29.9.2014 | 4 minutes of reading time

It has been a while since I attended the August 2014 Lean Startup Machine workshop in Munich. Still the memory is vivid and I would like to share some of my thoughts and learnings with you.

What is it?

In a nutshell: “The team that shows, through evidence, the most customer validation for a new product or service” wins the Lean Startup Machine Workshop. Where do the teams come from? Easy, stand up and pitch an idea in front of 100 people. After the pitching, a quick people basar happens and the teams form. The next steps are building a common understanding of the idea and then designing the first experiment using a template whiteboard pinned to the wall, called the “javelin board”. The experiments are key to gaining validated knowledge, as they focus the whole group on the most important/riskiest question and agreeing on an objective and measurable goal before starting the experiment.

The whole weekend is organized around going through a series of these experiments, each time evaluating what was learned and deciding as a group to either pivot and change some aspect of the idea or to persevere. In between running the experiments helpful information is provided through talks and handouts and a team of mentors is there to help each team to make progress. The methods taught during the workshop are heavily based on Steve Blank’s “Customer Development” and primarily involve literally getting out of the building and talking to potential customers. Only after it can be shown that customers really have the problem, and that the problem really matters to them, is a potential solution pitched and developed. Each successful experiment gets the group closer to paying and engaged customers.

Why does it matter?

Why would one go through the hassle of locating and approaching potential customers and getting into difficult conversations about their problems? Isn’t that wasting precious time in which the first features of the product could have been developed and marketing materials could have been designed?

It comes from an understanding that a startup is a venture into the unknown, built on assumptions, not facts. The strategy is to learn about the highest risks first so that adjustments can be made quickly and little time and money is wasted on dead ends. And often the highest risk lies in building a product nobody cares for. In these cases, the highest priority becomes validating that customers exist and that they care enough about the problem the product is going to solve for them. Steve Blank explains product risk and market risk in more detail in this blog post .

Speed is achieved by relying on fast feedback techniques. Customer interviews allow for immediate judgement based on body language, landing pages validate interest in a product based on only a description of the product and concierge methods allow serving the first real customers before the product has been designed and built.

Top takeaways

Going into more detail, here are the most important things I learned from applying these methods over the time of the workshop:

Be as explicit about customers as possible

It can be hard to design an experiment for a customer segment that is too broad. “What do bass players in a Munich heavy metal band care about?” is a much easier question to answer than “What do musicians care about?”. The more explicit the customer segment, the easier it is to find the customer and to understand their top problems and needs.

“Currencies” are key to interviews and validation

Is is easy to have an interview that feels good but that did not provide any real validation for an idea. The key is to know the “validation currencies” and specifically dig for them during an interview. Important currencies are time, data, reputation and money. Past experiences count, future behavior and opinions do not.

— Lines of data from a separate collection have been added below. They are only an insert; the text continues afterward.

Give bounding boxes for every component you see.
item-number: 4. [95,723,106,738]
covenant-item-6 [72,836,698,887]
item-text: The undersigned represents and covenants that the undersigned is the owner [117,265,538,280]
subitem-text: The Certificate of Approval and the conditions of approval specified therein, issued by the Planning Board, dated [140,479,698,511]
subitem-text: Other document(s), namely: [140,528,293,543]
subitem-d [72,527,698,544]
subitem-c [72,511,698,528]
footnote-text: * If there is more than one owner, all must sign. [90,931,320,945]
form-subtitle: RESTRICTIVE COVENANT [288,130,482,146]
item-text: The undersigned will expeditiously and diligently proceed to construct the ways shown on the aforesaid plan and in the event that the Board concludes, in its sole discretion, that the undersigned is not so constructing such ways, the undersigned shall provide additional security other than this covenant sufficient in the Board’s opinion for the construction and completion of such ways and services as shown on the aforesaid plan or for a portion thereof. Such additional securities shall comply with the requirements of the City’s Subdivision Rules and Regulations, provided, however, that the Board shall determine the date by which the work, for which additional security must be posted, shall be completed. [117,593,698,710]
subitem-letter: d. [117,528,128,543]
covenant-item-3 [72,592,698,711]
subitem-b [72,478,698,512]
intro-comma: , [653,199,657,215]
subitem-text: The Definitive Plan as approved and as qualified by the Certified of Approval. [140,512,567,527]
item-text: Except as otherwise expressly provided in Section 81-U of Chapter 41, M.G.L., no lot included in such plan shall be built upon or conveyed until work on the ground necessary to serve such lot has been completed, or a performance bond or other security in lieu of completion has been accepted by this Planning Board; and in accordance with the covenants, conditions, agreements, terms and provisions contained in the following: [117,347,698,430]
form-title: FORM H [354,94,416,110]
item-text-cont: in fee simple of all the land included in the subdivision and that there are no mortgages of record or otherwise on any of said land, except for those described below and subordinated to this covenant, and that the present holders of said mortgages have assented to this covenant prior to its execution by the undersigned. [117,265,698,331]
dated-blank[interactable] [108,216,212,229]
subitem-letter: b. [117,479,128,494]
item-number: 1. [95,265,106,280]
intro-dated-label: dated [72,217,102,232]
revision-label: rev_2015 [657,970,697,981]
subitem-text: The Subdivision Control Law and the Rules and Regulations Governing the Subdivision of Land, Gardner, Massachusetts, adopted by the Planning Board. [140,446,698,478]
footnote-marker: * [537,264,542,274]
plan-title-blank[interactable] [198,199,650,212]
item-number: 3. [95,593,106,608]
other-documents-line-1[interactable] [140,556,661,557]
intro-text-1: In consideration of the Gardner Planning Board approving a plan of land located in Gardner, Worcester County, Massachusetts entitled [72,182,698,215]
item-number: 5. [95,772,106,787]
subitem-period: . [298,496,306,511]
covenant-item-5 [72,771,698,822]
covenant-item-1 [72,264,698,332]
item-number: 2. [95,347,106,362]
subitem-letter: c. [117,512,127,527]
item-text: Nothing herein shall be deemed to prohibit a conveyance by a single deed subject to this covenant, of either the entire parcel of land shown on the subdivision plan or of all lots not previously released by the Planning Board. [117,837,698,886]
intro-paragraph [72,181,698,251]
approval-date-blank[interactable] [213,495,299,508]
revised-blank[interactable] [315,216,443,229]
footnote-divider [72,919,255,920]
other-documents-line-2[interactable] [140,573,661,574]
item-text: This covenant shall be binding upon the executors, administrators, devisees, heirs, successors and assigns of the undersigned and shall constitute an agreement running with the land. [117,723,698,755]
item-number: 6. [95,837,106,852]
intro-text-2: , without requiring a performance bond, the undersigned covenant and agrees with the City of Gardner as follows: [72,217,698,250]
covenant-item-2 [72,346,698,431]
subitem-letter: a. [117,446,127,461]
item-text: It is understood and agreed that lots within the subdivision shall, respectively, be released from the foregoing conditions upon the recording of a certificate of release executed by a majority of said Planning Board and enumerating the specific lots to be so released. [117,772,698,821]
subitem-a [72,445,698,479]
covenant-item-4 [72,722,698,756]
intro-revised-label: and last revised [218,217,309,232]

Hard to stick to vision while staying flexible to pivot

In our and in other teams during the workshop it was hard to strike a balance between holding on to a vision and pivoting after experiments that did not show a strong positive customer response. If you have any hints on this, please leave a comment!

Learning over product completeness before validation

Going as far as providing a service manually (concierge) to learn quickly, shows that executing the experiment is more important at this stage than product completeness. Comparing this to the definition of done (DoD) of a Scrum team shows a different focus. The interesting question arises, when to aim for completeness and when for quickness.

As a software developer, I know that a system developed with quickness in mind will quickly evolve into a system that slows everything down. It might make sense to agree on a different DoD for the initial learning and validation of a product feature and complete the product according to the full DoD only after the learning showed the value and effectiveness of the feature. First aim to learn, then aim for maintenance.